The follow up comes in the form of the ZTE Skate, taking the basic idea of the Blade but supersizing it. This time you’re looking at a 4.3-inch 800×480 LCD display, 800MHz processor (up from 600), 512MB of RAM, 5-megapixel camera with LED flash, and stock Android 2.3.5.

With a bump in size and specs also comes a bump in price: £214.99 at Expansys as of the time of writing for the unlocked model. That’s dangerously close to mid-range territory, so does the Skate have the grunt to back up its asking price?

ZTE Skate: Design and Build

The Skate is an all plastic affair, and not the nice kind either. The chassis is plastic, the buttons are plastic, and even the screen is plastic. The term “fingerprint magnet” would fit the phone perfectly: just five minutes of handling is enough to cover every centimeter in nastiness.

Having said that, the phone is solid and sturdy. The one complaint against the Blade/San Francisco was the less than stellar build quality, and it’s good to see there are no more sharp edges or general flimsiness. It’s not the thinnest device at 10.4mm, but feels good in the hand. All in all, it’s a very safe and basic design, even if it does look a little cheap.

Lurking atop the device you’ll find a 3.5mm headphone jack, volume rocker on the left side, Home/Menu/Back buttons underneath the screen, and the power button accompanied by a microUSB port on the right side. The Android buttons are appropriately clicky and provide good feedback. The power button though is too small: we simply wish there was more of it to depress. It’s not as bad as the one found on the Blade/San Francisco, but it’s not great either.

Storage wise you’re looking at a paltry 150MB of internal memory, but you’ve got the microSD card slot to do the heavy lifting. There’s a 2GB card included with the phone.

At 4.3-inches, the 800×480 screen is surprisingly decent. It’s sufficiently bright and has rich and saturated colours. Where it falls down is in the viewing angles and contrast ratio, both of which are poor.

ZTE Skate: User Interface

With the Skate you’re getting the vanilla Android 2.3.5 experience – no meddling around here unlike the San Francisco/Monte Carlo. There’s really not much to say here, if you’ve used stock Android before then you’ve effectively used the ZTE Skate. The only thing ZTE has changed as far as we can see is the dialler application, which cheekily seems to be a riff on the HTC dialler found on Sense.

ZTE Skate: Browser

Again, a stock affair with the Skate. It’s the same WebKit based browser you’ll find on just about every other Android device, although the real kicker here is the Flash support (or lack thereof). Go for a hunt on the Android Market on the Skate, and Flash is nowhere to be seen – presumably there’s no support.

ZTE Skate: Multimedia

On the rear of the Skate you’ll find the 5 megapixel shooter, which in a word, is poor. There’s no tap-to-focus, which means there’s a delay of at least three seconds between hitting the shutter and the photo being taken while the phone performs its best guess of what you want in focus.

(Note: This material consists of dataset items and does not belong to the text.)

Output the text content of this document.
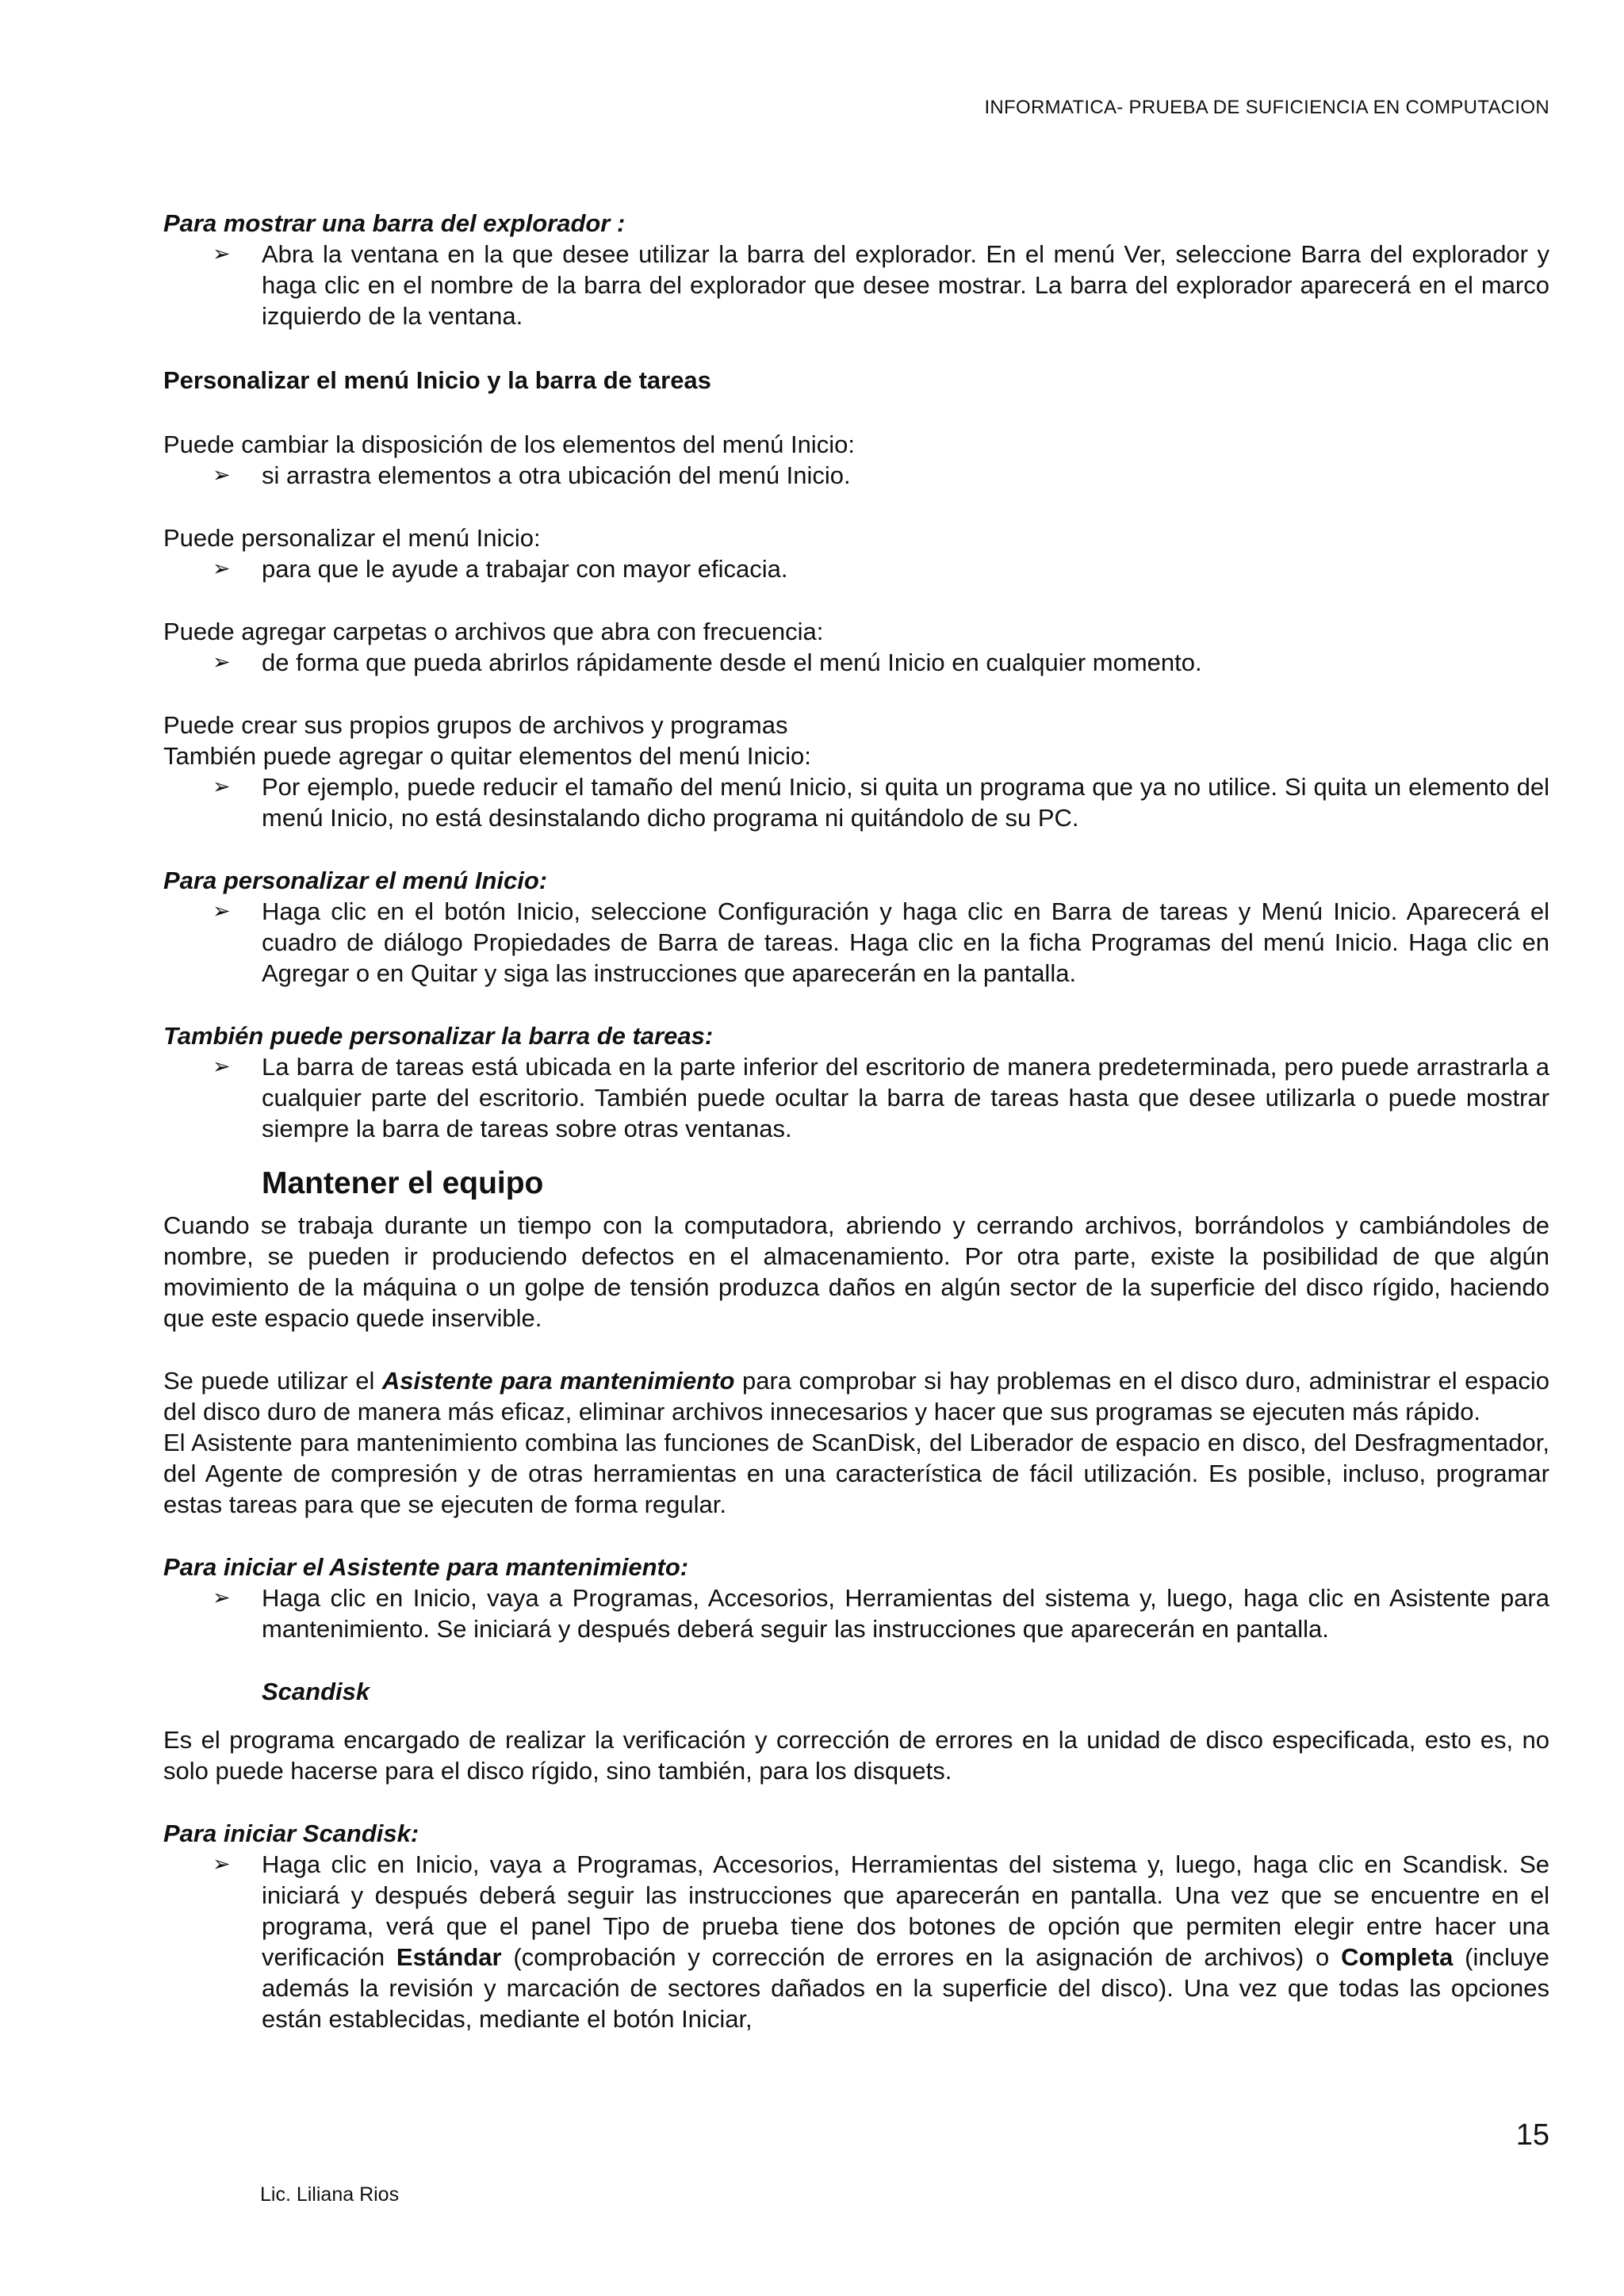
INFORMATICA- PRUEBA DE SUFICIENCIA EN COMPUTACION

Para mostrar una barra del explorador :

➢ Abra la ventana en la que desee utilizar la barra del explorador. En el menú Ver, seleccione Barra del explorador y haga clic en el nombre de la barra del explorador que desee mostrar. La barra del explorador aparecerá en el marco izquierdo de la ventana.

Personalizar el menú Inicio y la barra de tareas

Puede cambiar la disposición de los elementos del menú Inicio:

➢ si arrastra elementos a otra ubicación del menú Inicio.

Puede personalizar el menú Inicio:

➢ para que le ayude a trabajar con mayor eficacia.

Puede agregar carpetas o archivos que abra con frecuencia:

➢ de forma que pueda abrirlos rápidamente desde el menú Inicio en cualquier momento.

Puede crear sus propios grupos de archivos y programas

También puede agregar o quitar elementos del menú Inicio:

➢ Por ejemplo, puede reducir el tamaño del menú Inicio, si quita un programa que ya no utilice. Si quita un elemento del menú Inicio, no está desinstalando dicho programa ni quitándolo de su PC.

Para personalizar el menú Inicio:

➢ Haga clic en el botón Inicio, seleccione Configuración y haga clic en Barra de tareas y Menú Inicio. Aparecerá el cuadro de diálogo Propiedades de Barra de tareas. Haga clic en la ficha Programas del menú Inicio. Haga clic en Agregar o en Quitar y siga las instrucciones que aparecerán en la pantalla.

También puede personalizar la barra de tareas:

➢ La barra de tareas está ubicada en la parte inferior del escritorio de manera predeterminada, pero puede arrastrarla a cualquier parte del escritorio. También puede ocultar la barra de tareas hasta que desee utilizarla o puede mostrar siempre la barra de tareas sobre otras ventanas.

Mantener el equipo

Cuando se trabaja durante un tiempo con la computadora, abriendo y cerrando archivos, borrándolos y cambiándoles de nombre, se pueden ir produciendo defectos en el almacenamiento. Por otra parte, existe la posibilidad de que algún movimiento de la máquina o un golpe de tensión produzca daños en algún sector de la superficie del disco rígido, haciendo que este espacio quede inservible.

Se puede utilizar el Asistente para mantenimiento para comprobar si hay problemas en el disco duro, administrar el espacio del disco duro de manera más eficaz, eliminar archivos innecesarios y hacer que sus programas se ejecuten más rápido.

El Asistente para mantenimiento combina las funciones de ScanDisk, del Liberador de espacio en disco, del Desfragmentador, del Agente de compresión y de otras herramientas en una característica de fácil utilización. Es posible, incluso, programar estas tareas para que se ejecuten de forma regular.

Para iniciar el Asistente para mantenimiento:

➢ Haga clic en Inicio, vaya a Programas, Accesorios, Herramientas del sistema y, luego, haga clic en Asistente para mantenimiento. Se iniciará y después deberá seguir las instrucciones que aparecerán en pantalla.

Scandisk

Es el programa encargado de realizar la verificación y corrección de errores en la unidad de disco especificada, esto es, no solo puede hacerse para el disco rígido, sino también, para los disquets.

Para iniciar Scandisk:

➢ Haga clic en Inicio, vaya a Programas, Accesorios, Herramientas del sistema y, luego, haga clic en Scandisk. Se iniciará y después deberá seguir las instrucciones que aparecerán en pantalla. Una vez que se encuentre en el programa, verá que el panel Tipo de prueba tiene dos botones de opción que permiten elegir entre hacer una verificación Estándar (comprobación y corrección de errores en la asignación de archivos) o Completa (incluye además la revisión y marcación de sectores dañados en la superficie del disco). Una vez que todas las opciones están establecidas, mediante el botón Iniciar,
15
Lic. Liliana Rios
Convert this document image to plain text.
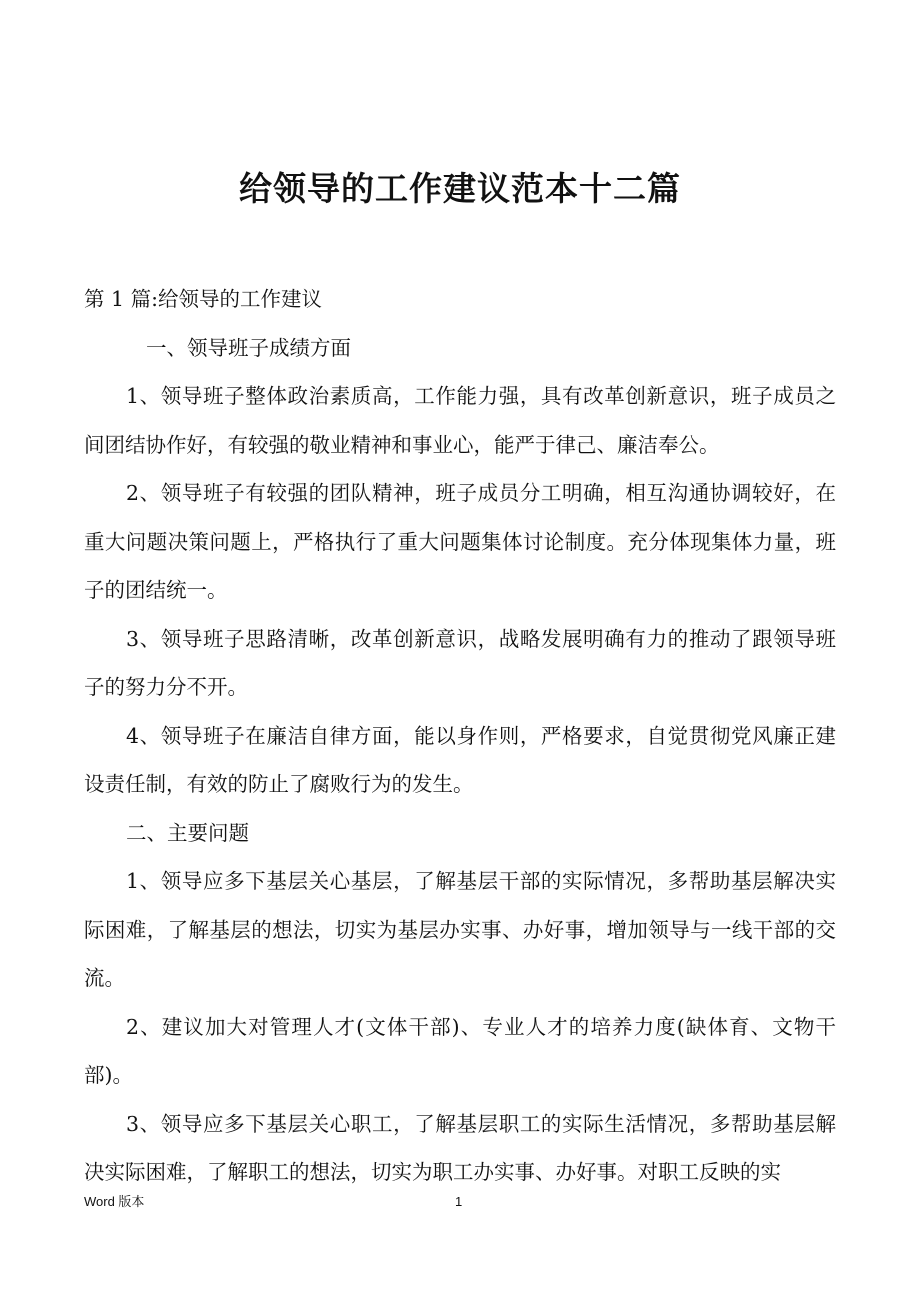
给领导的工作建议范本十二篇

第 1 篇:给领导的工作建议

一、领导班子成绩方面

1、领导班子整体政治素质高，工作能力强，具有改革创新意识，班子成员之间团结协作好，有较强的敬业精神和事业心，能严于律己、廉洁奉公。

2、领导班子有较强的团队精神，班子成员分工明确，相互沟通协调较好，在重大问题决策问题上，严格执行了重大问题集体讨论制度。充分体现集体力量，班子的团结统一。

3、领导班子思路清晰，改革创新意识，战略发展明确有力的推动了跟领导班子的努力分不开。

4、领导班子在廉洁自律方面，能以身作则，严格要求，自觉贯彻党风廉正建设责任制，有效的防止了腐败行为的发生。

二、主要问题

1、领导应多下基层关心基层，了解基层干部的实际情况，多帮助基层解决实际困难，了解基层的想法，切实为基层办实事、办好事，增加领导与一线干部的交流。

2、建议加大对管理人才(文体干部)、专业人才的培养力度(缺体育、文物干部)。

3、领导应多下基层关心职工，了解基层职工的实际生活情况，多帮助基层解决实际困难，了解职工的想法，切实为职工办实事、办好事。对职工反映的实

Word 版本	1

The photos themselves are washed out, lifeless, and generally dull. They’re not sharp and bordering on blurry depending on the shooting circumstances. When there isn’t chromatic noise littering the picture, details are smoothed over, probably thanks to a nice combination of compression and noise reduction.

You can also record video, although the best you’re going to get is H.264 at VGA resolution at a bitrate of 2Mbit/s. On paper it might be capable of 30fps, but we saw regular stutter and low frame rates depending on the lighting situation and how fast we were panning the phone. The overall quality isn’t terrible, but it’s not great either. Low bitrate ensures the finished video is a blocky affair, filled with artifacts and noise.

As for the music player, it’s the standard Android app on here, meaning you’ll want to find an alternative from the Market immediately.

ZTE Skate: Performance

This is really what it all comes down to. We can forgive the Skate’s trespasses against us if it at least ensures a relatively smooth experience. Unfortunately, the 800MHz processor doesn’t seem to provide that.

Something as simple as scrolling between the home screens is juddery and laggy, trying to navigate webpages while they were loading was excruciatingly slow, and even when they had loaded the browser still wasn’t totally smooth.

Using the touch screen itself is a less than stellar experience. Trying to swipe a thumb through the app list was regularly registered as a touch instead, launching an app that we didn’t want. When we single tapped links or menus, sometimes our touch wasn’t registered at all. Whether this is a fault of the Skate’s lack of horsepower or a touchscreen issue we can’t really say, but it’s frustrating and disappointing.

Running the full benchmark on Quadrant gave us a score of 933. Benchmark numbers are one thing, but it’s how the phone actually performs in day to day use that’s really important. If we had to hazard a guess we’d say ZTE simply haven’t optimized Android to take advantage of the hardware on offer leading to the general performance issues. It’s something that could be corrected through custom ROMs and the like, but why shouldn’t our phones perform as best they can out of the box?

Battery life with the 1400mAh battery isn’t particularly good. A 30 minute phone call with one/two bars of 3G saw a battery drain of 10 per cent, and watching a 30 minute H.264 Baseline 704×400 video with the screen brightness on max saw a whopping 20 per cent of drain. We saw little to no drain when the phone was idling, but we actually want to use our devices throughout the day, you know? You’re either going to need to carry a spare battery with you or keep a charger handy with the Skate.

Actually making a phone call wasn’t music to our ears. The earpiece is tinny and far too quiet even with the volume maxed out. We had to press the phone right into our ear to hear the caller on the other end properly causing discomfort, and even then there was a persistent hiss in the background.

ZTE Skate: Verdict

The ZTE Skate is a frustrating device, not just for the slow performance or general cheap feel, but because it’s priced far too high. Part of the reason why the San Francisco was so successful is because it hit a great price point for the features on offer. If you want an unlocked Skate you have to cough up around £215, which doesn’t make any sense whatsoever when the Orange Monte Carlo, the exact same device save for ROM branding, only costs £119.

For the price ZTE want, you could pick up a second hand Nexus S or Samsung Galaxy S, both far superior devices in every respect. Let’s say you didn’t want to go the second hand route and wanted a brand new phone: then you’re looking at the Sony Ericsson Xperia Play, or the HTC Wildfire S. If you stretched just a few pounds beyond £215 you could potentially even snag a Sony Ericsson Xperia Ray.

The ZTE Skate isn’t worth recommending. The Orange Monte Carlo is what you should be looking at instead, ironic considering it’s the same phone at almost half the price. You may have to put up with Orange’s additional software branding, but the value is better than just purchasing the Skate outright.